Infected patients may develop a spectrum of biologic response, ranging from systemic inflammatory response syndrome to septic shock and death. Acute renal failure occurs proportionally to the extent of the biologic response to infection, ranging from 19% in patients with sepsis to 51% in patients with septic shock [11, 12]. Among critically ill patients with acute kidney injury requiring renal replacement therapy, continuous renal replacement therapy (CRRT) is frequently used [13].
Understanding the pharmacokinetic (PK) characteristics of aminoglycoside during CRRT warrants further investigation, given the importance of attaining adequate antibiotic serum concentrations and the increasing need for this class of antimicrobials in critically ill patients.
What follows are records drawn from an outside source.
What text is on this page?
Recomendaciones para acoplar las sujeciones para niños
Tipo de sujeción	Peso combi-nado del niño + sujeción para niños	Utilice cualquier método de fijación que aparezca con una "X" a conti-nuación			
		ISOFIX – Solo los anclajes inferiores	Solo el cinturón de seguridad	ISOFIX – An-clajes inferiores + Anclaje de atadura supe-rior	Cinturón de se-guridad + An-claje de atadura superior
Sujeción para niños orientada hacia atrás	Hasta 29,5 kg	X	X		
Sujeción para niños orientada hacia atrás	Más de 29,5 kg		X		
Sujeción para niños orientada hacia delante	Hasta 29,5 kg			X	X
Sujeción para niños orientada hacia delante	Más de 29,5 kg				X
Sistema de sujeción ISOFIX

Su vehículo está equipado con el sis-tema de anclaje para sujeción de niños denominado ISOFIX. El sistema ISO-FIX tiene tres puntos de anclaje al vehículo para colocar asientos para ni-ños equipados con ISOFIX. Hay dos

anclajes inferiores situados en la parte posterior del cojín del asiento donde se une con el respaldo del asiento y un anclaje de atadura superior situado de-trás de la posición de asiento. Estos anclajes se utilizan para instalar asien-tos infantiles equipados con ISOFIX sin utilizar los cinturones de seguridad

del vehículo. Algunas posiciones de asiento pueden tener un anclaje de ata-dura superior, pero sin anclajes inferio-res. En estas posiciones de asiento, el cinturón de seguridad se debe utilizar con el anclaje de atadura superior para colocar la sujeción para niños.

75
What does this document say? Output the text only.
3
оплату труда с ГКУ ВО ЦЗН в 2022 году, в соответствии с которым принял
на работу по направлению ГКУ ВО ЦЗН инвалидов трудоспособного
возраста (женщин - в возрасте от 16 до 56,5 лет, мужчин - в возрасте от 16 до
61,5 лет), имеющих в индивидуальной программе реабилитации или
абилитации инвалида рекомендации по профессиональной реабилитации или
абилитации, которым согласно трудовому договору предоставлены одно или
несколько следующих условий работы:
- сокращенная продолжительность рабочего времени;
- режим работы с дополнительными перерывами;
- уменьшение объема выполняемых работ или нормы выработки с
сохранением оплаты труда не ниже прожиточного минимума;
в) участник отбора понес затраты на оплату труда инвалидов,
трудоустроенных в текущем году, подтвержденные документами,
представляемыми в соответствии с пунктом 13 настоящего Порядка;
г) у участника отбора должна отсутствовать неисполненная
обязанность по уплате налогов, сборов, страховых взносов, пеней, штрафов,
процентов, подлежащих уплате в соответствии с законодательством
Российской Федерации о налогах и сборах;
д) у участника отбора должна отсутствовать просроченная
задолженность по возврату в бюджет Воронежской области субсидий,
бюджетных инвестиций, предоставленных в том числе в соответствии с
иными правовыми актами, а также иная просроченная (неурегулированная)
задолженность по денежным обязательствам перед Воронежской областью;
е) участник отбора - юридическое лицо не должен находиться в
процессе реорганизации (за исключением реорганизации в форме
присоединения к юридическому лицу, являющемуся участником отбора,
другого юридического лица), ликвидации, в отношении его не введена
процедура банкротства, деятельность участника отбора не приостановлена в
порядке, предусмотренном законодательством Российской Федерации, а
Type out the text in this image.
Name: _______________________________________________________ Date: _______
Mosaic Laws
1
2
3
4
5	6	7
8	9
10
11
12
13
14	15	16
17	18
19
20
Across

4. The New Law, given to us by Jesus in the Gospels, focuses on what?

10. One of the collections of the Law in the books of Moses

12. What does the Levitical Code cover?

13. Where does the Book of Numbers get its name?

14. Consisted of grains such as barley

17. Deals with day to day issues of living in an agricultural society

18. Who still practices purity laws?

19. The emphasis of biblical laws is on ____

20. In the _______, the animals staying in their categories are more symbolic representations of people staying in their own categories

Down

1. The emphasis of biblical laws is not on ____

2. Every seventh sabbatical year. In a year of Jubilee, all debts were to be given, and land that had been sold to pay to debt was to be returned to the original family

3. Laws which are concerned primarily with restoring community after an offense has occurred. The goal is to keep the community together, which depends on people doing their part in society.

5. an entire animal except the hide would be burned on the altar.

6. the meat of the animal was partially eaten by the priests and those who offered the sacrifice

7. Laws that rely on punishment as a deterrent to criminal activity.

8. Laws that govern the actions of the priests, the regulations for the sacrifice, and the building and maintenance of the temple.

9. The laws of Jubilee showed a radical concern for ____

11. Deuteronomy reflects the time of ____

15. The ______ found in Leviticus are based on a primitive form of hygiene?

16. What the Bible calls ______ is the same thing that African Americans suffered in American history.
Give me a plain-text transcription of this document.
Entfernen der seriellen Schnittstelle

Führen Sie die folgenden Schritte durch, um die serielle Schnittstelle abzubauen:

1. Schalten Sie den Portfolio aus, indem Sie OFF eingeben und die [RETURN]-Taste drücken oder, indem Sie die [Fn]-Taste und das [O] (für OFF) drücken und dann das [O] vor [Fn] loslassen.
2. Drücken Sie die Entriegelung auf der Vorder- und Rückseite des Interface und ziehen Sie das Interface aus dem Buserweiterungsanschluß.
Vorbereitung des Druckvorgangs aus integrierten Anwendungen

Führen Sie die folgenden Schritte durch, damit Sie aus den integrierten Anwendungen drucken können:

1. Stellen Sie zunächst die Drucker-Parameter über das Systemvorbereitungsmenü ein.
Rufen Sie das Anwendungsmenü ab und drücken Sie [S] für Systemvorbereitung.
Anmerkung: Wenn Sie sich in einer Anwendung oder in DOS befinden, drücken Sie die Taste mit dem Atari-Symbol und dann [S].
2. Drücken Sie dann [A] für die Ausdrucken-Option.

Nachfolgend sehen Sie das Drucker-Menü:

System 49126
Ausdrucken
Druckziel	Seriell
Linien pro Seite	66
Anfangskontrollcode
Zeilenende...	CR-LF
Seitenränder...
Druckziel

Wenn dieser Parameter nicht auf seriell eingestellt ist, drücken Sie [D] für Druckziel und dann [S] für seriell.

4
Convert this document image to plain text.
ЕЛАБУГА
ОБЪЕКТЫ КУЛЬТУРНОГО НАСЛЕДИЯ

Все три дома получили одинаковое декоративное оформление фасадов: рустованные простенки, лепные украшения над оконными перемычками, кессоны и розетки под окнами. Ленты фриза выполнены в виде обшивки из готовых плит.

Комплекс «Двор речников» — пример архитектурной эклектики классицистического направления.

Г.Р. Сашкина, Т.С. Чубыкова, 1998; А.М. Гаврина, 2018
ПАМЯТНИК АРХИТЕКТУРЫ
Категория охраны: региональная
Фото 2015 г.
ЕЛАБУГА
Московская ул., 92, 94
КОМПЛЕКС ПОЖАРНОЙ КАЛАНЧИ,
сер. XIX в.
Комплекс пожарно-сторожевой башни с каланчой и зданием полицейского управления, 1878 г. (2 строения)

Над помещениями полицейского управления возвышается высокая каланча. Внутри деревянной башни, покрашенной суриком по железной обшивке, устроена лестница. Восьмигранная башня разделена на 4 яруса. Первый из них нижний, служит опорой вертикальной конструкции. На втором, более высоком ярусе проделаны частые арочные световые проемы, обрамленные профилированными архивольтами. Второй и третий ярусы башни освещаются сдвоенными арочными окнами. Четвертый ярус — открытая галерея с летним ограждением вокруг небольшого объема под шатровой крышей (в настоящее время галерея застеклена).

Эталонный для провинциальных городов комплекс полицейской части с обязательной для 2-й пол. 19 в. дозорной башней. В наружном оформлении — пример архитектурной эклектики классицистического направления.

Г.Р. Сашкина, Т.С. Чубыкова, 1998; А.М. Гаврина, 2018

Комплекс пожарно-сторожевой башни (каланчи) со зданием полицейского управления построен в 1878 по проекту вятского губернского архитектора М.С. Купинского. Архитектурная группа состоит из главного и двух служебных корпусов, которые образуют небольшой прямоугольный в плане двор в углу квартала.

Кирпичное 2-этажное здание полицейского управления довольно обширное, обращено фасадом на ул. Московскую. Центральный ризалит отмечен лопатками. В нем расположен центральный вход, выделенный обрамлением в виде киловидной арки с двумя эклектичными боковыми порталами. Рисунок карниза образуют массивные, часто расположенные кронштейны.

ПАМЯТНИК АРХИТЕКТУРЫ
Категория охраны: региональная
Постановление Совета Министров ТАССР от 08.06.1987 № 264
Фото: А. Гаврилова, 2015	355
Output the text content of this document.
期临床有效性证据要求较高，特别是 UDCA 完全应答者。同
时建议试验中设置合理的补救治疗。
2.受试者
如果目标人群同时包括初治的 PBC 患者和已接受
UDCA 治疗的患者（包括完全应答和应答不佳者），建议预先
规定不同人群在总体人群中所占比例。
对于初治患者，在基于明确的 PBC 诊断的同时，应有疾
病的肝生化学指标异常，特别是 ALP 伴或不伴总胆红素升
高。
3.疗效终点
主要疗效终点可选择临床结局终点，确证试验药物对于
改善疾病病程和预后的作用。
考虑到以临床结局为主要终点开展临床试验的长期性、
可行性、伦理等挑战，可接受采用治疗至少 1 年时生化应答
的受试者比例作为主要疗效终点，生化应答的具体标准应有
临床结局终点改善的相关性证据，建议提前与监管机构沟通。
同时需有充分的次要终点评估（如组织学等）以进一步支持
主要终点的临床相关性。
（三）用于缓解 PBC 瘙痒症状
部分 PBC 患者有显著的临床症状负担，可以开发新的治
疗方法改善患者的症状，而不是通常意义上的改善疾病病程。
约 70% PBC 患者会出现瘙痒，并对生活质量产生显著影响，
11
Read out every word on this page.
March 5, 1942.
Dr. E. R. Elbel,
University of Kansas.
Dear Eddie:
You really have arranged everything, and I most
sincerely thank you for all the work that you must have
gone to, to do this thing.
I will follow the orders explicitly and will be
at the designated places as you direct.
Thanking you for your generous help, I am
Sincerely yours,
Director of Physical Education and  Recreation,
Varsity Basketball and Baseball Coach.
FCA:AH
Among the aminoglycosides, amikacin is useful for gentamicin-resistant Gram-negative pathogen infections or as empiric treatment in institutions with a local epidemiological pattern suggesting the need to use this medication [14]. Despite its crucial role in therapy, a survey of the literature reveals a relative paucity of amikacin PK data among critically ill patients. In particular, there are fewer than 50 reports of amikacin PK parameters during CRRT [15–22]. Despite the availability of these reports, their clinical applicability is limited by a number of factors.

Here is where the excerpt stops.